Let’s see three graphical ways to validate our ML models.

## 1. The residual evaluation plot

This method is particular to the Linear Regression model and consists in visualizing how the residuals are distributed. Here’s what we expect:

To plot this we are able to use the built-in function `sns.residplot()`

in `Seaborn`

(here’s the documentation).

A plot like that is sweet because we would like to see randomly distributed data points along the horizontal axis. One among the **assumptions of the linear regression model**, in reality, is that the **residuals have to be normally distributed **(assumption n°4 listed above). If the residuals are normally distributed, it signifies that the errors of the observed values from the expected ones are randomly distributed around zero, with no clear pattern or trend; and this is precisely the case in our plot. So, in these cases, our ML model could also be a very good one.

As a substitute, if there’s a specific pattern in our residual plot, our model shouldn’t be good for our ML problem. For instance, consider the next:

On this case, we are able to see that there’s a parabolic trend: which means that our model (the Linear model) shouldn’t be good to resolve our ML problem.

## 2. The actual vs. predicted values plot

One other plot we may use to validate our ML model is the **actual vs. predicted plot**. On this case, we plot a graph having the actual values on the horizontal axis and the expected values on the vertical axis. The goal is to search out the information points distributed as much as possible to a line, within the case of Linear Regression. We will even use the tactic within the case of a polynomial regression: on this case, we’d expect the information distributed as much as possible to a generic curve.

Suppose we’ve a result as follows:

The above graph shows that the expected data points are distributed along a line. It shouldn’t be an ideal linear distribution, so the linear model is probably not ideal.

If, for our specific problem, we’ve`y_train`

(the label on the training set) and we’ve calculated `y_train_pred`

(the prediction on the training set), we are able to plot the next graph like so:

`import matplotlib.pyplot as plt`# Scatterplot of y_train and y_train_pred

plt.scatter(y_train, y_train_pred)

plt.plot(y_test, y_test, color='r') # Plot the road

# Labels

plt.title('ACTUAL VS PREDICTED VALUES')

plt.xlabel('ACTUAL VALUES')

plt.ylabel('PREDICTED VALUES')

## 3. The Kernel Density Estimation (KDE) plot

The last graph we would like to speak about to validate our ML models is the Kernel Density Estimation (KDE) plot. This can be a general method and might be used to validate each regression and classification models.

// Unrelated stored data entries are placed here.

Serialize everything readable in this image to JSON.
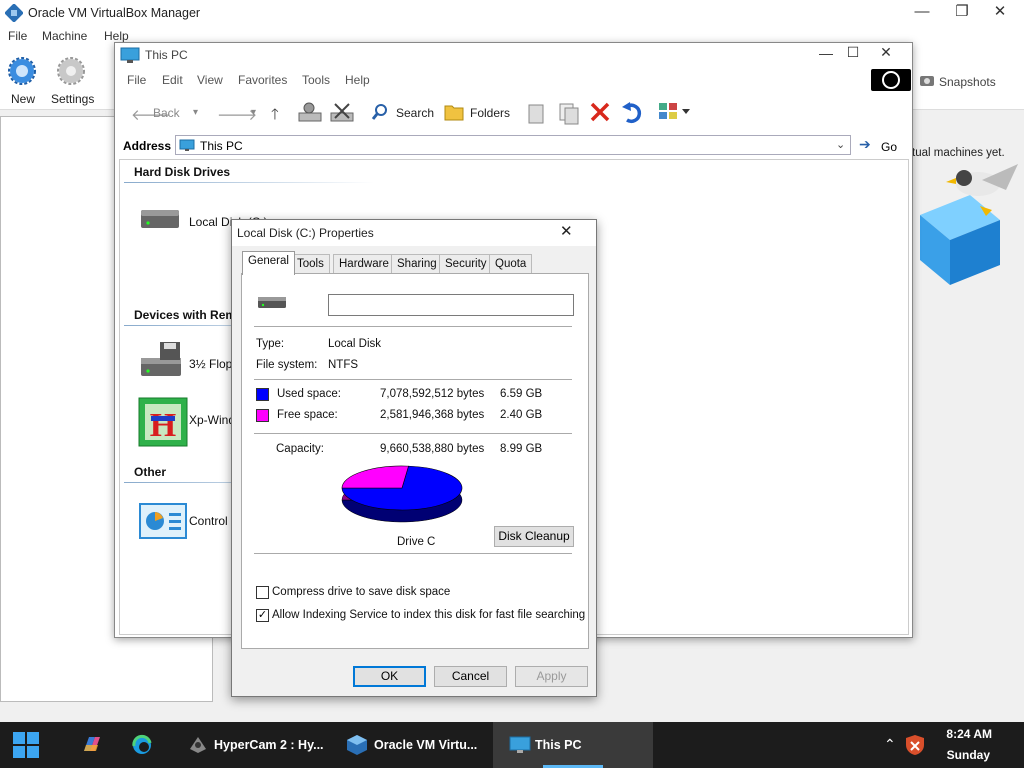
{
  "virtualbox": {
    "title": "Oracle VM VirtualBox Manager",
    "menu": [
      "File",
      "Machine",
      "Help"
    ],
    "tools": {
      "new": "New",
      "settings": "Settings"
    },
    "snapshots": "Snapshots",
    "empty_message": "tual machines yet."
  },
  "explorer": {
    "title": "This PC",
    "menu": [
      "File",
      "Edit",
      "View",
      "Favorites",
      "Tools",
      "Help"
    ],
    "toolbar": {
      "back": "Back",
      "search": "Search",
      "folders": "Folders"
    },
    "address_label": "Address",
    "address_value": "This PC",
    "go_label": "Go",
    "groups": {
      "hard_disk": "Hard Disk Drives",
      "removable": "Devices with Rem",
      "other": "Other"
    },
    "items": {
      "local_disk": "Local Disk (C:)",
      "floppy": "3½ Flop",
      "xp_windows": "Xp-Wind",
      "control_panel": "Control"
    }
  },
  "dialog": {
    "title": "Local Disk (C:) Properties",
    "tabs": [
      "General",
      "Tools",
      "Hardware",
      "Sharing",
      "Security",
      "Quota"
    ],
    "active_tab": "General",
    "name_value": "",
    "type_label": "Type:",
    "type_value": "Local Disk",
    "fs_label": "File system:",
    "fs_value": "NTFS",
    "used_label": "Used space:",
    "used_bytes": "7,078,592,512 bytes",
    "used_gb": "6.59 GB",
    "free_label": "Free space:",
    "free_bytes": "2,581,946,368 bytes",
    "free_gb": "2.40 GB",
    "capacity_label": "Capacity:",
    "capacity_bytes": "9,660,538,880 bytes",
    "capacity_gb": "8.99 GB",
    "used_fraction": 0.7327,
    "used_color": "#0000ff",
    "free_color": "#ff00ff",
    "drive_label": "Drive C",
    "cleanup_button": "Disk Cleanup",
    "compress_label": "Compress drive to save disk space",
    "compress_checked": false,
    "index_label": "Allow Indexing Service to index this disk for fast file searching",
    "index_checked": true,
    "ok": "OK",
    "cancel": "Cancel",
    "apply": "Apply"
  },
  "taskbar": {
    "apps": [
      "HyperCam 2 : Hy...",
      "Oracle VM Virtu...",
      "This PC"
    ],
    "active": "This PC",
    "time": "8:24 AM",
    "day": "Sunday"
  }
}
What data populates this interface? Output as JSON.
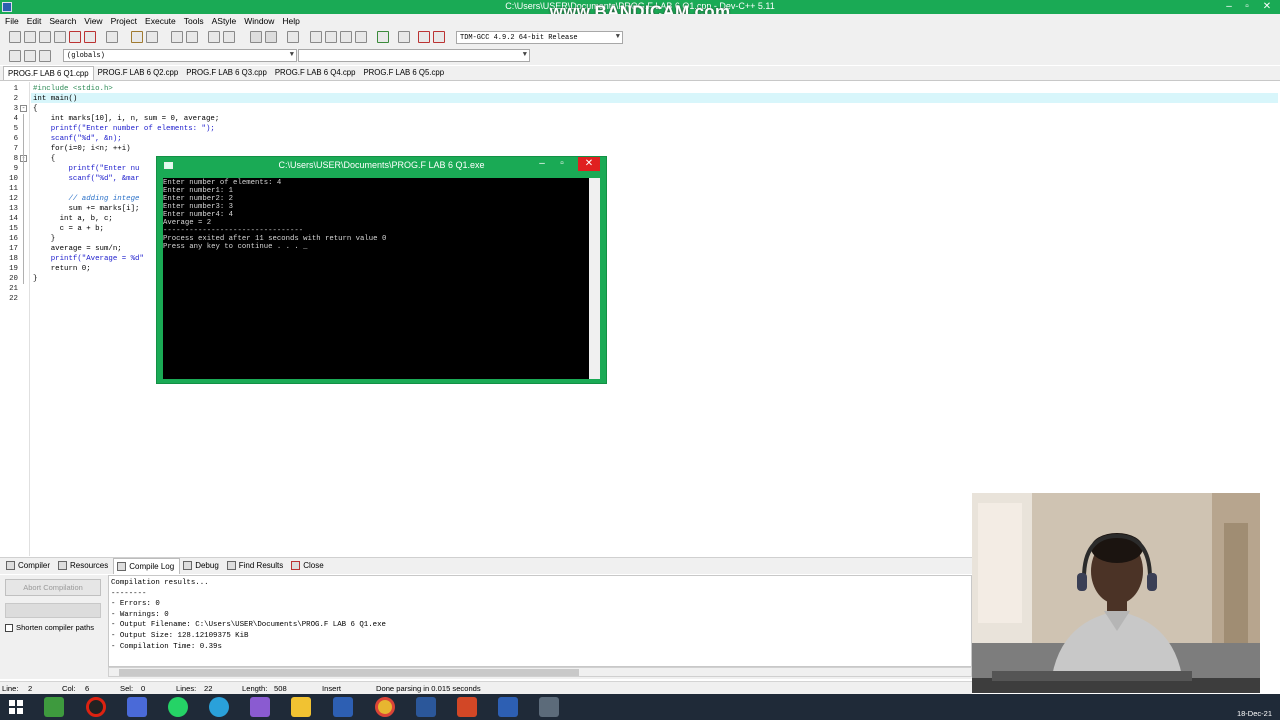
{
  "window": {
    "title": "C:\\Users\\USER\\Documents\\PROG.F LAB 6 Q1.cpp - Dev-C++ 5.11"
  },
  "watermark": "www.BANDICAM.com",
  "menu": [
    "File",
    "Edit",
    "Search",
    "View",
    "Project",
    "Execute",
    "Tools",
    "AStyle",
    "Window",
    "Help"
  ],
  "toolbar": {
    "compiler_select": "TDM-GCC 4.9.2 64-bit Release",
    "scope_select": "(globals)"
  },
  "tabs": [
    "PROG.F LAB 6 Q1.cpp",
    "PROG.F LAB 6 Q2.cpp",
    "PROG.F LAB 6 Q3.cpp",
    "PROG.F LAB 6 Q4.cpp",
    "PROG.F LAB 6 Q5.cpp"
  ],
  "active_tab": 0,
  "code": {
    "lines": [
      "#include <stdio.h>",
      "int main()",
      "{",
      "    int marks[10], i, n, sum = 0, average;",
      "    printf(\"Enter number of elements: \");",
      "    scanf(\"%d\", &n);",
      "    for(i=0; i<n; ++i)",
      "    {",
      "        printf(\"Enter nu",
      "        scanf(\"%d\", &mar",
      "",
      "        // adding intege",
      "        sum += marks[i];",
      "      int a, b, c;",
      "      c = a + b;",
      "    }",
      "    average = sum/n;",
      "    printf(\"Average = %d\"",
      "    return 0;",
      "}",
      "",
      ""
    ]
  },
  "console": {
    "title": "C:\\Users\\USER\\Documents\\PROG.F LAB 6 Q1.exe",
    "output": [
      "Enter number of elements: 4",
      "Enter number1: 1",
      "Enter number2: 2",
      "Enter number3: 3",
      "Enter number4: 4",
      "Average = 2",
      "--------------------------------",
      "Process exited after 11 seconds with return value 0",
      "Press any key to continue . . . _"
    ]
  },
  "bottom_tabs": [
    "Compiler",
    "Resources",
    "Compile Log",
    "Debug",
    "Find Results",
    "Close"
  ],
  "bottom_active_tab": 2,
  "bottom": {
    "abort_label": "Abort Compilation",
    "shorten_label": "Shorten compiler paths",
    "log": [
      "Compilation results...",
      "--------",
      "- Errors: 0",
      "- Warnings: 0",
      "- Output Filename: C:\\Users\\USER\\Documents\\PROG.F LAB 6 Q1.exe",
      "- Output Size: 128.12109375 KiB",
      "- Compilation Time: 0.39s"
    ]
  },
  "status": {
    "line_label": "Line:",
    "line": "2",
    "col_label": "Col:",
    "col": "6",
    "sel_label": "Sel:",
    "sel": "0",
    "lines_label": "Lines:",
    "lines": "22",
    "length_label": "Length:",
    "length": "508",
    "mode": "Insert",
    "message": "Done parsing in 0.015 seconds"
  },
  "taskbar": {
    "date": "18-Dec-21",
    "apps": [
      "start-icon",
      "app-icon",
      "record-icon",
      "browser-icon",
      "whatsapp-icon",
      "telegram-icon",
      "feather-icon",
      "explorer-icon",
      "devcpp-icon",
      "chrome-icon",
      "word-icon",
      "powerpoint-icon",
      "devcpp-icon",
      "console-icon"
    ]
  },
  "colors": {
    "titlebar": "#1aaa55",
    "console_bg": "#000000",
    "highlight_line": "#d8f6fb"
  }
}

The KDE is the applying of a **kernel smoother** for probability density estimation. A kernel smoother is a statistical method that’s used to estimate a function because the weighted average of the neighbor observed data. The kernel defines the load, giving the next weight to closer data points.

To know the usefulness of a smoother function, see the graph below:

It is useful to approximate our data points with a smoothing function if we would like to match two quantities. Within the case of an ML problem, in reality, we typically prefer to see the comparison between the actual labels and the labels predicted by our model, so we use the KDE to match two smoothed functions.

Let’s say we’ve predicted our labels using a linear regression model. We would like to match the KDE for our training set’s actual and predicted labels. We will accomplish that with `Seaborn`

invoking the tactic `sns.kdeplot()`

(here’s the documentation).

Suppose we’ve the next result:

As we are able to see, the comparison between the actual and the expected label is straightforward to do, since we’re comparing two smoothed functions; in a case like that, our model is sweet since the curves are very similar.

The truth is, what we expect from a “good” ML model are:

- The curves are much like bell curves, as much as possible.
- The 2 curves are similar between them, as much as possible.

Now, let’s apply all of the things we’ve learned to date here. We’ll use the famous “Ames Housing” dataset, which is ideal for our scopes.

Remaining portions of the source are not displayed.